白泉社が発行する漫画雑誌【花とゆめ】にて連載中の少女漫画『暁のヨナ』。アニメ化や舞台化、さらにはヨナカフェなどさまざまな関連イベントも開催されており、メディアミックス作品としても注目を集めています。
今回は『暁のヨナ』お馴染みの腹減り一行の良心ことユンくんのことについて、往年のヨナファン視点からゆる~く語ってみようかなと思います。
『暁のヨナ』ユンくんは腹減り御一行の”お母さん”?
『暁のヨナ』作中にて、なまじ能力が高いがゆえに仲間たちからたびたび「お母さん」などと揶揄され続けてきたユンくん。弱冠15歳の少年にとってはなかなか酷な呼称なんじゃないかとも思うのですが、まあたしかに料理ができる、繕い物ができる、さらには薬も作れるなど能力面においてはそんじょそこらの女性と比べても群を抜いていると言えるでしょう。
では彼はいわゆる”女”らしいのか、つまり女性性が高いのか…というとそれもまたちょっと違う気がしています。そもそも今の時代に”女らしい”、はたまた”男らしい”、みたいな表現や論争はどうなんだろうと思いますし、文章を書く身として、個人的にもこうした表現はあまり好きではありません。

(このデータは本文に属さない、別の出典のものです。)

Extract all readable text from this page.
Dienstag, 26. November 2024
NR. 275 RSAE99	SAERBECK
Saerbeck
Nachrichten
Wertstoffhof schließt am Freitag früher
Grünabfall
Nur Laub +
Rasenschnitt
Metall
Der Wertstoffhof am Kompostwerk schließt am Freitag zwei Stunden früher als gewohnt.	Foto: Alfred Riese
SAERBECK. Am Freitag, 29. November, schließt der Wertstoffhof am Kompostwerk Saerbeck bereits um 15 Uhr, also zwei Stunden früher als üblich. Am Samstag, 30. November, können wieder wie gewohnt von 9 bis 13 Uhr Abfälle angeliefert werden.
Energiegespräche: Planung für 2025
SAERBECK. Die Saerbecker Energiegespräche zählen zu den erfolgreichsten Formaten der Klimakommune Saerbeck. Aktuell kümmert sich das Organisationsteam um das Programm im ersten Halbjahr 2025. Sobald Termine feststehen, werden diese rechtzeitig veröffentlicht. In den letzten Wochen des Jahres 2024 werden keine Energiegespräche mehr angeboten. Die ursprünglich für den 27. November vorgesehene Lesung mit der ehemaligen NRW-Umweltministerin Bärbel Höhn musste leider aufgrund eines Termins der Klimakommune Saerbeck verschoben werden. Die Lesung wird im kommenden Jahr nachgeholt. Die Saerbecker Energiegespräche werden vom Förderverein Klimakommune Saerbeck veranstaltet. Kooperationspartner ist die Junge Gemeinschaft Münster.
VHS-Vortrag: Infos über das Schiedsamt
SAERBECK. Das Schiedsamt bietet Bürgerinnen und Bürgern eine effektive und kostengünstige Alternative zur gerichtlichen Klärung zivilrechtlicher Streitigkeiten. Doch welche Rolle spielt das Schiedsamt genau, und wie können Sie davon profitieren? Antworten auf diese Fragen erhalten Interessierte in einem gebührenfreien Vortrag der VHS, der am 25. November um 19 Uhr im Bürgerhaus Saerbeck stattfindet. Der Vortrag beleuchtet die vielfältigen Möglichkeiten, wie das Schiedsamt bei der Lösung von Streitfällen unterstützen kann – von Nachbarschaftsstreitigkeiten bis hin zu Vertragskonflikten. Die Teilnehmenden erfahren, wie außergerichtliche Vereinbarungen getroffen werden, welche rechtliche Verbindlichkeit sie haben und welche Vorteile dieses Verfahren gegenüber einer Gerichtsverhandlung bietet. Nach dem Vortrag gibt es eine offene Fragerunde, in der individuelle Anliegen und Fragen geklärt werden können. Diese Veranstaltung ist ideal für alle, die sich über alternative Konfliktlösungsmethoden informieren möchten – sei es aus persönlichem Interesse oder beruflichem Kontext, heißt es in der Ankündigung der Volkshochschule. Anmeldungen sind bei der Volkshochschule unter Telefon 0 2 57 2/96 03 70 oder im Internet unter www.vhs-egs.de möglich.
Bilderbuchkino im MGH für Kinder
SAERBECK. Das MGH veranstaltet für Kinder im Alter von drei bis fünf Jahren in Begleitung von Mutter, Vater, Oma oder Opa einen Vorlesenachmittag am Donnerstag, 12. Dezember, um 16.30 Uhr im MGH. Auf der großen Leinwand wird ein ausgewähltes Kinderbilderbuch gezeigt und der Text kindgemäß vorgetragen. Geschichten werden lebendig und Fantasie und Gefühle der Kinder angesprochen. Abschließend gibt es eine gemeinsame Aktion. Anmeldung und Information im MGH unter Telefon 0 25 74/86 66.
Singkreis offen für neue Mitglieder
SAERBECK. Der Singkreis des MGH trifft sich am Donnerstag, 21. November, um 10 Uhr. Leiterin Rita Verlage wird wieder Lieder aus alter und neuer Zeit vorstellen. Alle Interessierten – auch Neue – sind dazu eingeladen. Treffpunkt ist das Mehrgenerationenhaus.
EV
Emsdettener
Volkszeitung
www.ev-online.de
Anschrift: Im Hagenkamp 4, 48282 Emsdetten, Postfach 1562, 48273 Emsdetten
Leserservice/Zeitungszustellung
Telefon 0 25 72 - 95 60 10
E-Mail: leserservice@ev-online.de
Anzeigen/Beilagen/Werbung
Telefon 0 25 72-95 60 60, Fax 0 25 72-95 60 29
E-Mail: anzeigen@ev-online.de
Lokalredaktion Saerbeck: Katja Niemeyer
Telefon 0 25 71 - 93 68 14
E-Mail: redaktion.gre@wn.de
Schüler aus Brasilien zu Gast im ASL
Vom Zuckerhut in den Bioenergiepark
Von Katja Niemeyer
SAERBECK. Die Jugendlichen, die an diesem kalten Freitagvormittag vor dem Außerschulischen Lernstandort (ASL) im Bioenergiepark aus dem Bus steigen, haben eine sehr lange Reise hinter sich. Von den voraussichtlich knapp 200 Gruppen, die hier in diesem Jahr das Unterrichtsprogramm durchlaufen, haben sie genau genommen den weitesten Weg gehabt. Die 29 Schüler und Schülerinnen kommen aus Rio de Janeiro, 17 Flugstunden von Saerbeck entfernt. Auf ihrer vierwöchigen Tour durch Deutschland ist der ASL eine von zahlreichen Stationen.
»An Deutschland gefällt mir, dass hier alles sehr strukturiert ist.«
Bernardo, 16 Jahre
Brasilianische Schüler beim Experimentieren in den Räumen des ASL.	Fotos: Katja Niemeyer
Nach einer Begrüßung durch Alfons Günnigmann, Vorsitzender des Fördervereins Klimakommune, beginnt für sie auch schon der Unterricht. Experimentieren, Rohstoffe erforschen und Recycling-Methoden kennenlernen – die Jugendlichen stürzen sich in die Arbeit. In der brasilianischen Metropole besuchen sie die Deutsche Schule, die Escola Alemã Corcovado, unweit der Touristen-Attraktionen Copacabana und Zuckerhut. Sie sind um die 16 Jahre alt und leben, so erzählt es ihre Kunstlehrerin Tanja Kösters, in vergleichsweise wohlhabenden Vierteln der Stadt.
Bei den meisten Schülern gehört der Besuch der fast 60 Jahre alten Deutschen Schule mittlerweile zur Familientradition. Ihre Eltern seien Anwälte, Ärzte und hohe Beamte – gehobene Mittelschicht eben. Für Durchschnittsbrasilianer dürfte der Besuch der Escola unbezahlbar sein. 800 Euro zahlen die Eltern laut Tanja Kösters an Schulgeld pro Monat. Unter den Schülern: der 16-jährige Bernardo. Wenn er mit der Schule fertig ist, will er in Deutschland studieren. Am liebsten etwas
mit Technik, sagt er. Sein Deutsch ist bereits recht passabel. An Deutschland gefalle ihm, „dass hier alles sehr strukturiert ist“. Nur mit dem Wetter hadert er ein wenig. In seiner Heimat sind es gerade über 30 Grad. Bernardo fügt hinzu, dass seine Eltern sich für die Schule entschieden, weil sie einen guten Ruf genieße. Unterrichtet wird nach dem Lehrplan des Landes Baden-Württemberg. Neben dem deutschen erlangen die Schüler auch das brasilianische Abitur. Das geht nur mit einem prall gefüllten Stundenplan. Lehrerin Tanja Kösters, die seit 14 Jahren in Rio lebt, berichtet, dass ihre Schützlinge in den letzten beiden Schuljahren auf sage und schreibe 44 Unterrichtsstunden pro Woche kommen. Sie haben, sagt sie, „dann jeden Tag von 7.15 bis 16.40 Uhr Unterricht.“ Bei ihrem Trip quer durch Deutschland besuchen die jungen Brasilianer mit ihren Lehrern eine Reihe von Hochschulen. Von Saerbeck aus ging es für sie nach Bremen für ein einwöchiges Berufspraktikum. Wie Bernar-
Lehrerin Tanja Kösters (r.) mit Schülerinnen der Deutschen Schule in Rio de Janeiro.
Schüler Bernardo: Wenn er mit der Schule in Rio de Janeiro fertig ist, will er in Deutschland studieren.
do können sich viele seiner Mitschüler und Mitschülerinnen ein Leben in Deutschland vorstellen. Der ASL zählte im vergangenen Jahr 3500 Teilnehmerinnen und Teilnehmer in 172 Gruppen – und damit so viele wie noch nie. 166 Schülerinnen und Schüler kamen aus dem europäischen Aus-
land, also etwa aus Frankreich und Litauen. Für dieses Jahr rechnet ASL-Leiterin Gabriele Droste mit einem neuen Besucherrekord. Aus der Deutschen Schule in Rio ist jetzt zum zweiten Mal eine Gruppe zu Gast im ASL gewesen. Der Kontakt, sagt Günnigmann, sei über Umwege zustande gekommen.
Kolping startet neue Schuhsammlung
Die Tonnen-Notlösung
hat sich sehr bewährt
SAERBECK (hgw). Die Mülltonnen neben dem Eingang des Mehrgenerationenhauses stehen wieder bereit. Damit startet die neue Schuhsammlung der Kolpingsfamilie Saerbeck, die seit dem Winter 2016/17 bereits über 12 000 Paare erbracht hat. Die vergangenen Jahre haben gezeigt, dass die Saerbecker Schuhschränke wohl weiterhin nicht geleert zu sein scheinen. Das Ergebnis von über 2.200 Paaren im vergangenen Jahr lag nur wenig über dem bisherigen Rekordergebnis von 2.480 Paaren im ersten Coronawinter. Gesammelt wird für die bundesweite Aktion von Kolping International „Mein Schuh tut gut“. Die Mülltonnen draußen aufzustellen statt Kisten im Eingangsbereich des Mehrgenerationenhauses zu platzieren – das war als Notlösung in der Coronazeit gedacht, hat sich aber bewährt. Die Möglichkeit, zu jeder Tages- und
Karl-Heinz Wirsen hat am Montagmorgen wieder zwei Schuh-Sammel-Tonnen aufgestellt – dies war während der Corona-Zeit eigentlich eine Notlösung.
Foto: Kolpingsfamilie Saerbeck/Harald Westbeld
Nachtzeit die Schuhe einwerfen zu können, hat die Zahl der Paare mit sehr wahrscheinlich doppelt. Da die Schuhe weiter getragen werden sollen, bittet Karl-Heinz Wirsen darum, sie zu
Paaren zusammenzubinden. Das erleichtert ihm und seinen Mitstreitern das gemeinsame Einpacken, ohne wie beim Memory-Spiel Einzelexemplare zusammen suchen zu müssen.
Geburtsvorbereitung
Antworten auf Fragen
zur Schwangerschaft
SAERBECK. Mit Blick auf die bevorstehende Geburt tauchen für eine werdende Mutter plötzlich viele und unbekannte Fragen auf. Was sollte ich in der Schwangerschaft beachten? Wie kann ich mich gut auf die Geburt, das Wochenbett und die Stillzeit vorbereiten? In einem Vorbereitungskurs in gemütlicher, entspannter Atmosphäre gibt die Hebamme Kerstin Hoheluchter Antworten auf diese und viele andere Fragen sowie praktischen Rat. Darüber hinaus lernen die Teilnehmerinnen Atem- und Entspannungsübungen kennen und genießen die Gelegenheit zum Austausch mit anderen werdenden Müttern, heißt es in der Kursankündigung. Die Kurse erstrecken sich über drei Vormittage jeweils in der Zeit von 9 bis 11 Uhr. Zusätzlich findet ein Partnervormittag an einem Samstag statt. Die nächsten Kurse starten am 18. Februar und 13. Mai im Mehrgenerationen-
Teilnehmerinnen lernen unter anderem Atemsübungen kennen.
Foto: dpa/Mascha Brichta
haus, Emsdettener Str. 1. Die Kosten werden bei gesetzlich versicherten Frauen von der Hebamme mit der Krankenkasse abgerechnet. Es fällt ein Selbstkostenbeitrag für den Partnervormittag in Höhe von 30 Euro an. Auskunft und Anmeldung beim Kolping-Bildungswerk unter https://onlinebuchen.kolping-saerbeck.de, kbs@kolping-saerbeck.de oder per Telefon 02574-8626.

が、ひとまず生まれ持った性格、というよりはいわゆる”脳のつくり”みたいなものに注目してみるのはどうでしょうか。一般に、男性脳の傾向が強い人は上昇志向や競争心が強い、そして女性脳の傾向が強い人は協調性が高く共感力に長けている、などと定義づけられています。
この点、往年のヨナファンとしてつくづく感じているのは、ユンくんは実は腹減り御一行の誰よりも上昇志向、上へ上へと向かっていこうとする心が強いんじゃないのか?ということなんですよね。

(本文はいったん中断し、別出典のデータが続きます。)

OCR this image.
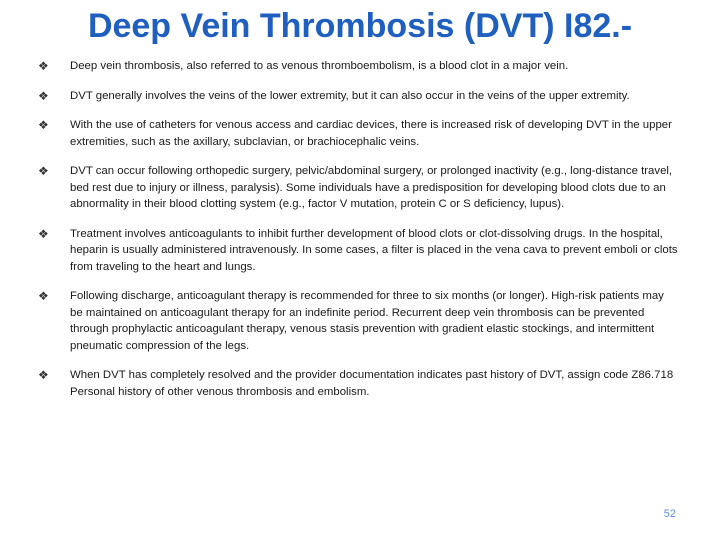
Deep Vein Thrombosis (DVT) I82.-
❖ Deep vein thrombosis, also referred to as venous thromboembolism, is a blood clot in a major vein.
❖ DVT generally involves the veins of the lower extremity, but it can also occur in the veins of the upper extremity.
❖ With the use of catheters for venous access and cardiac devices, there is increased risk of developing DVT in the upper extremities, such as the axillary, subclavian, or brachiocephalic veins.
❖ DVT can occur following orthopedic surgery, pelvic/abdominal surgery, or prolonged inactivity (e.g., long-distance travel, bed rest due to injury or illness, paralysis). Some individuals have a predisposition for developing blood clots due to an abnormality in their blood clotting system (e.g., factor V mutation, protein C or S deficiency, lupus).
❖ Treatment involves anticoagulants to inhibit further development of blood clots or clot-dissolving drugs. In the hospital, heparin is usually administered intravenously. In some cases, a filter is placed in the vena cava to prevent emboli or clots from traveling to the heart and lungs.
❖ Following discharge, anticoagulant therapy is recommended for three to six months (or longer). High-risk patients may be maintained on anticoagulant therapy for an indefinite period. Recurrent deep vein thrombosis can be prevented through prophylactic anticoagulant therapy, venous stasis prevention with gradient elastic stockings, and intermittent pneumatic compression of the legs.
❖ When DVT has completely resolved and the provider documentation indicates past history of DVT, assign code Z86.718 Personal history of other venous thrombosis and embolism.
52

ここでは作中の表現を拝借して「腹減り御一行」などと呼んでいますが、平たく言うなら仮にも一国の姫君とその側近、そして生まれながらに”人”ではない、トンデモ能力持ちな人外4名の集まりなわけで。そんなパーティーに”只人”であるユンくんが平然と属している状況は、冷静に考えると結構異常と言えるはず。

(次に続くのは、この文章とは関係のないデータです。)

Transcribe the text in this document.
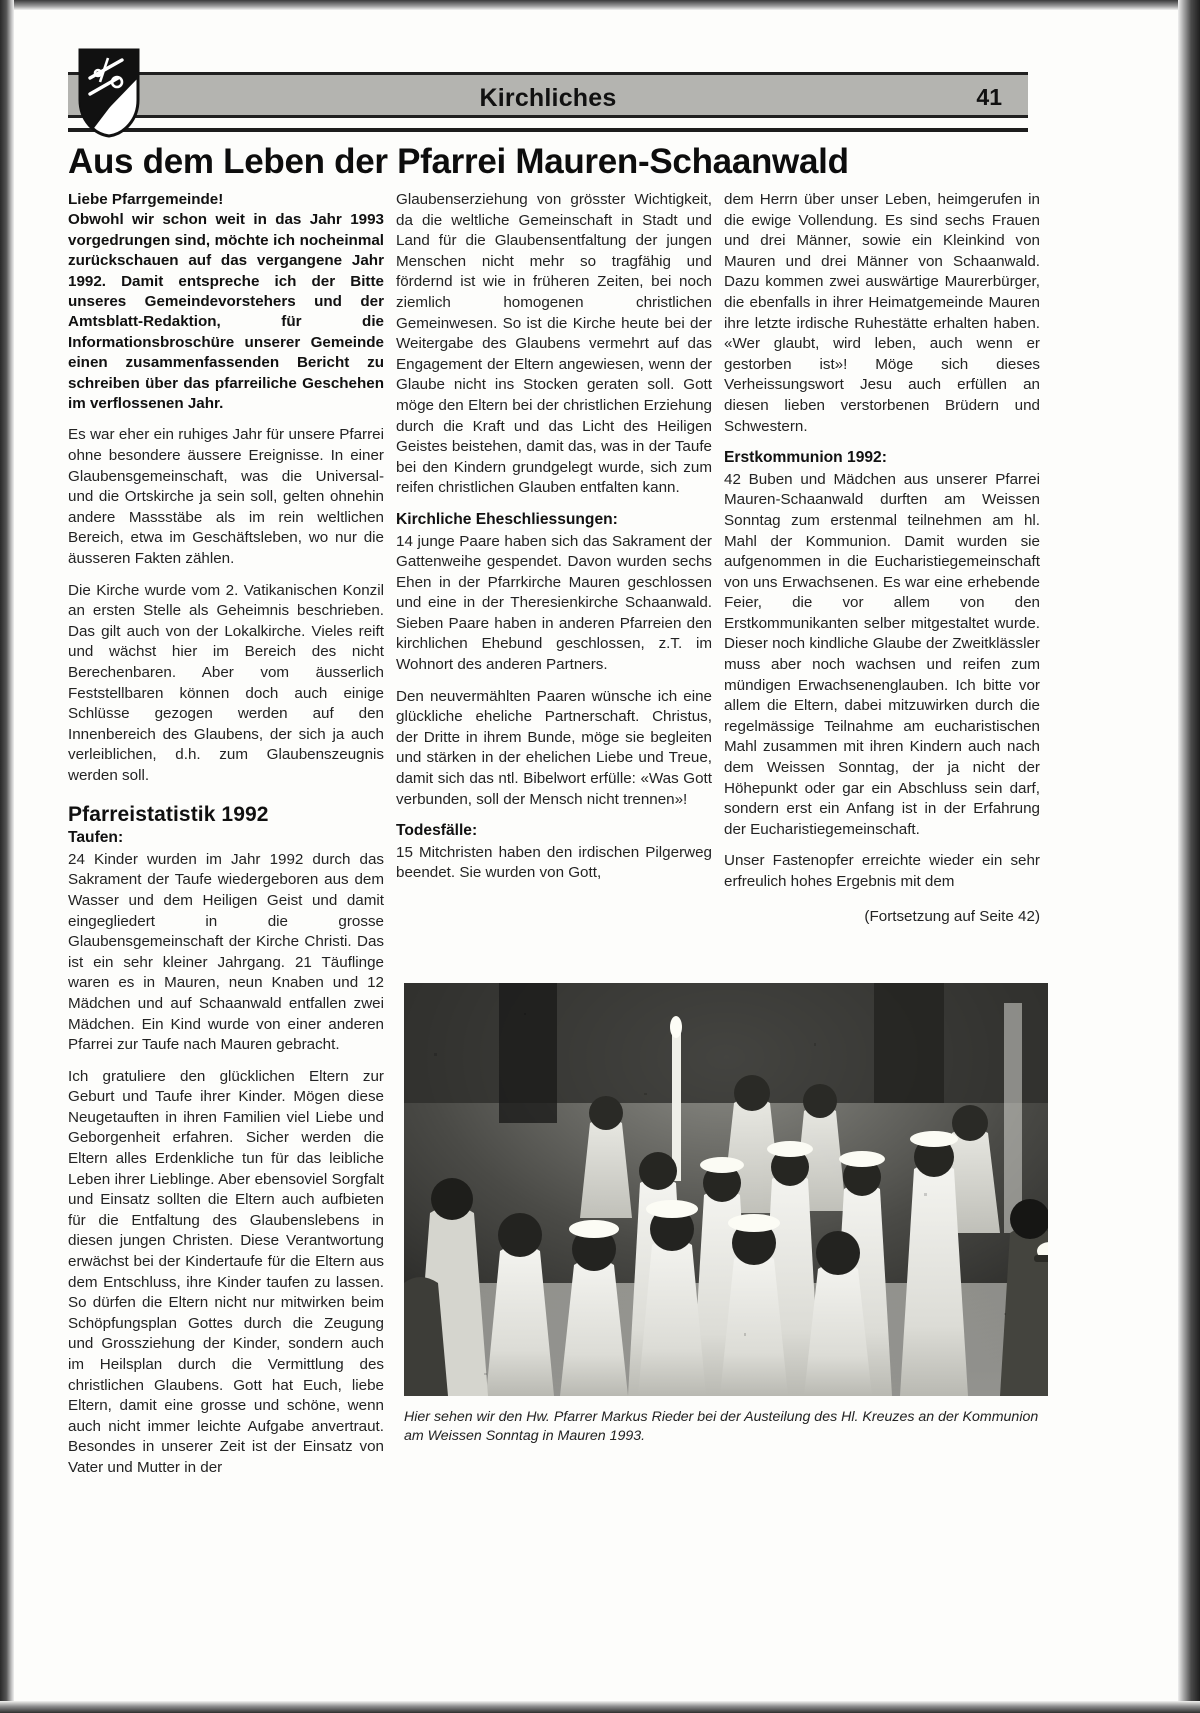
Kirchliches	41
Aus dem Leben der Pfarrei Mauren-Schaanwald

Liebe Pfarrgemeinde!

Obwohl wir schon weit in das Jahr 1993 vorgedrungen sind, möchte ich nocheinmal zurückschauen auf das vergangene Jahr 1992. Damit entspreche ich der Bitte unseres Gemeindevorstehers und der Amtsblatt-Redaktion, für die Informationsbroschüre unserer Gemeinde einen zusammenfassenden Bericht zu schreiben über das pfarreiliche Geschehen im verflossenen Jahr.

Es war eher ein ruhiges Jahr für unsere Pfarrei ohne besondere äussere Ereignisse. In einer Glaubensgemeinschaft, was die Universal- und die Ortskirche ja sein soll, gelten ohnehin andere Massstäbe als im rein weltlichen Bereich, etwa im Geschäftsleben, wo nur die äusseren Fakten zählen.

Die Kirche wurde vom 2. Vatikanischen Konzil an ersten Stelle als Geheimnis beschrieben. Das gilt auch von der Lokalkirche. Vieles reift und wächst hier im Bereich des nicht Berechenbaren. Aber vom äusserlich Feststellbaren können doch auch einige Schlüsse gezogen werden auf den Innenbereich des Glaubens, der sich ja auch verleiblichen, d.h. zum Glaubenszeugnis werden soll.

Pfarreistatistik 1992
Taufen:

24 Kinder wurden im Jahr 1992 durch das Sakrament der Taufe wiedergeboren aus dem Wasser und dem Heiligen Geist und damit eingegliedert in die grosse Glaubensgemeinschaft der Kirche Christi. Das ist ein sehr kleiner Jahrgang. 21 Täuflinge waren es in Mauren, neun Knaben und 12 Mädchen und auf Schaanwald entfallen zwei Mädchen. Ein Kind wurde von einer anderen Pfarrei zur Taufe nach Mauren gebracht.

Ich gratuliere den glücklichen Eltern zur Geburt und Taufe ihrer Kinder. Mögen diese Neugetauften in ihren Familien viel Liebe und Geborgenheit erfahren. Sicher werden die Eltern alles Erdenkliche tun für das leibliche Leben ihrer Lieblinge. Aber ebensoviel Sorgfalt und Einsatz sollten die Eltern auch aufbieten für die Entfaltung des Glaubenslebens in diesen jungen Christen. Diese Verantwortung erwächst bei der Kindertaufe für die Eltern aus dem Entschluss, ihre Kinder taufen zu lassen. So dürfen die Eltern nicht nur mitwirken beim Schöpfungsplan Gottes durch die Zeugung und Grossziehung der Kinder, sondern auch im Heilsplan durch die Vermittlung des christlichen Glaubens. Gott hat Euch, liebe Eltern, damit eine grosse und schöne, wenn auch nicht immer leichte Aufgabe anvertraut. Besondes in unserer Zeit ist der Einsatz von Vater und Mutter in der

Glaubenserziehung von grösster Wichtigkeit, da die weltliche Gemeinschaft in Stadt und Land für die Glaubensentfaltung der jungen Menschen nicht mehr so tragfähig und fördernd ist wie in früheren Zeiten, bei noch ziemlich homogenen christlichen Gemeinwesen. So ist die Kirche heute bei der Weitergabe des Glaubens vermehrt auf das Engagement der Eltern angewiesen, wenn der Glaube nicht ins Stocken geraten soll. Gott möge den Eltern bei der christlichen Erziehung durch die Kraft und das Licht des Heiligen Geistes beistehen, damit das, was in der Taufe bei den Kindern grundgelegt wurde, sich zum reifen christlichen Glauben entfalten kann.

Kirchliche Eheschliessungen:

14 junge Paare haben sich das Sakrament der Gattenweihe gespendet. Davon wurden sechs Ehen in der Pfarrkirche Mauren geschlossen und eine in der Theresienkirche Schaanwald. Sieben Paare haben in anderen Pfarreien den kirchlichen Ehebund geschlossen, z.T. im Wohnort des anderen Partners.

Den neuvermählten Paaren wünsche ich eine glückliche eheliche Partnerschaft. Christus, der Dritte in ihrem Bunde, möge sie begleiten und stärken in der ehelichen Liebe und Treue, damit sich das ntl. Bibelwort erfülle: «Was Gott verbunden, soll der Mensch nicht trennen»!

Todesfälle:

15 Mitchristen haben den irdischen Pilgerweg beendet. Sie wurden von Gott,

dem Herrn über unser Leben, heimgerufen in die ewige Vollendung. Es sind sechs Frauen und drei Männer, sowie ein Kleinkind von Mauren und drei Männer von Schaanwald. Dazu kommen zwei auswärtige Maurerbürger, die ebenfalls in ihrer Heimatgemeinde Mauren ihre letzte irdische Ruhestätte erhalten haben. «Wer glaubt, wird leben, auch wenn er gestorben ist»! Möge sich dieses Verheissungswort Jesu auch erfüllen an diesen lieben verstorbenen Brüdern und Schwestern.

Erstkommunion 1992:

42 Buben und Mädchen aus unserer Pfarrei Mauren-Schaanwald durften am Weissen Sonntag zum erstenmal teilnehmen am hl. Mahl der Kommunion. Damit wurden sie aufgenommen in die Eucharistiegemeinschaft von uns Erwachsenen. Es war eine erhebende Feier, die vor allem von den Erstkommunikanten selber mitgestaltet wurde. Dieser noch kindliche Glaube der Zweitklässler muss aber noch wachsen und reifen zum mündigen Erwachsenenglauben. Ich bitte vor allem die Eltern, dabei mitzuwirken durch die regelmässige Teilnahme am eucharistischen Mahl zusammen mit ihren Kindern auch nach dem Weissen Sonntag, der ja nicht der Höhepunkt oder gar ein Abschluss sein darf, sondern erst ein Anfang ist in der Erfahrung der Eucharistiegemeinschaft.

Unser Fastenopfer erreichte wieder ein sehr erfreulich hohes Ergebnis mit dem

(Fortsetzung auf Seite 42)
Hier sehen wir den Hw. Pfarrer Markus Rieder bei der Austeilung des Hl. Kreuzes an der Kommunion am Weissen Sonntag in Mauren 1993.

城を追われたヨナとハクが普通の人以上に気を強くもち、己を鼓舞する強い心を持ち続けるのは当然のことです。そしてもちろん、生まれながらに異形の能力を与えられた四龍もそれは同じ。
そんなメンバーと一緒に行動し寝起きをともにし続けるのは、普通の精神の人間ならばすぐに苦しくなっていずれは限界がくるはずです。私たちで言うなら結果を出さなくてはならない部活や職場のチームなんかと同じで、たとえどれだけ仲がよかろうとウマが合おうと、意識の面にズレが生じれば関係はズルズルと崩れていきます。
とここまで長々と書いてきましたが、結論から言うと、そんなパーティーに属しながら平然と自我を保っていられるユンくんはやはり違う意味で”人外”と言って良いんじゃないかと。特別な身分も能力も持たない身で誰よりまっすぐな精神を維持し続けられる彼は、やはり家庭的な能力のみならず、女性性と男性性がともに抜きんでた非常にバランスのよい性格かつ性質を持ちあわせているんだろうなと思うのです。
『暁のヨナ』はイラストやキャラクターの見た目も美しい、目に楽しい作品だなあと思いますが、それは単に描線や彩色が綺麗だということばかりではありません。
いわゆるキャラクターの二面性、両面性、みたいな部分がものすごく繊細に描かれていて、それがいちばんダイレクトな形で読者サイドに伝わるようにつくられている。その美しさを一番強く感じさせてくれるキャラはやっぱりユンくんだよなあと思うんですね。個人的には次いでミンス、次いでヨナ、…くらいな感じでしょうか。ん、あれ、ヒロイン3位?笑(あくまで個人の感想です)。
最近はヨナ関連の記事の感想などいただけることが増えてきたので、こうしたゆる~いキャラ考察的な記事もちょっとずつ増やしていこうかなと。それではまた。